Ferguson le lanzó una mirada furibunda y el periodista notó un calor repentino en la cara.

– ¿Cree tener en sus manos algún dato relevante sobre la verdad, señor Cowart? Pues no, no lo tiene.

Ferguson apretó los puños con fuerza.

Brown avanzó echando chispas.

– ¡Que te den por culo, Bobby Earl! Vendrás conmigo a comisaría. Vamos…

– ¿Me está arrestando?

– Sí. Para empezar, por el asesinato de Joanie Shriver, por segunda vez. Y también por obstrucción a la justicia, por ocultación de pruebas y por mentir bajo juramento. Y como testigo material de la desaparición de Wilcox. Con eso tendremos de sobra.

El rostro de Brown parecía de acero. Introdujo la mano libre en el bolsillo de la chaqueta y sacó unas esposas. Elevó el arma a la altura de la cara de Ferguson.

– Ya conoces el trámite. De cara a la pared con las piernas abiertas.

– ¿Me está arrestando? -repuso Ferguson dando un paso atrás. Elevó el tono de voz, la ira volvía a embargarlo-. Ya fui exento de ese crimen. Y el resto no son más que tonterías. ¡No puede detenerme!

El teniente le acercó el arma al entrecejo.

– Mírame -dijo lentamente, el gesto desencajado de rabia-. No deberías haber dejado que te encontrara, Bobby Earl, porque ahora todo ha terminado para ti. En este preciso instante. Se acabó.
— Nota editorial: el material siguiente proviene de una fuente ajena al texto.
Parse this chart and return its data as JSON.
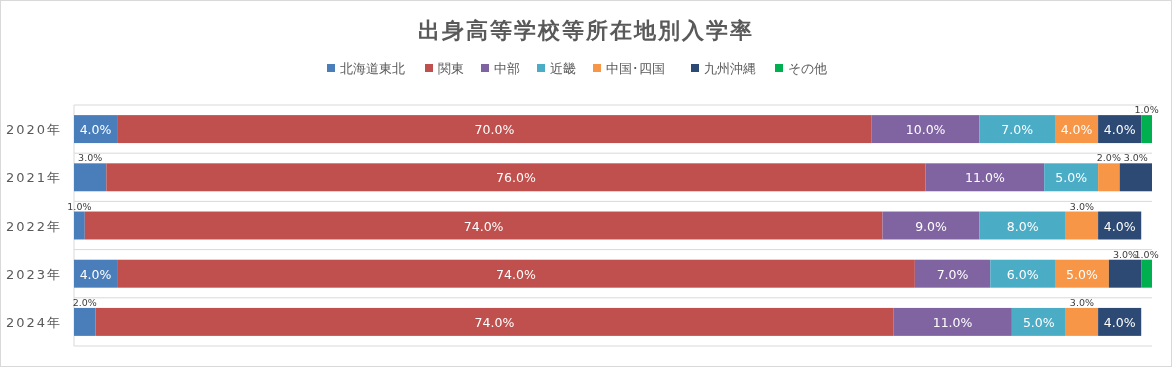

– No puede acusarme de nada -insistió Ferguson, riéndose fríamente-. Si pudiera, habría venido aquí con todo un ejército. No habría traído a un miserable periodista cuyas preguntas idiotas no llevan a ninguna parte. -Escupía las palabras como insultos-. Quedaré en libertad, teniente, y usted lo sabe. -Se rió-. Libre como un pájaro.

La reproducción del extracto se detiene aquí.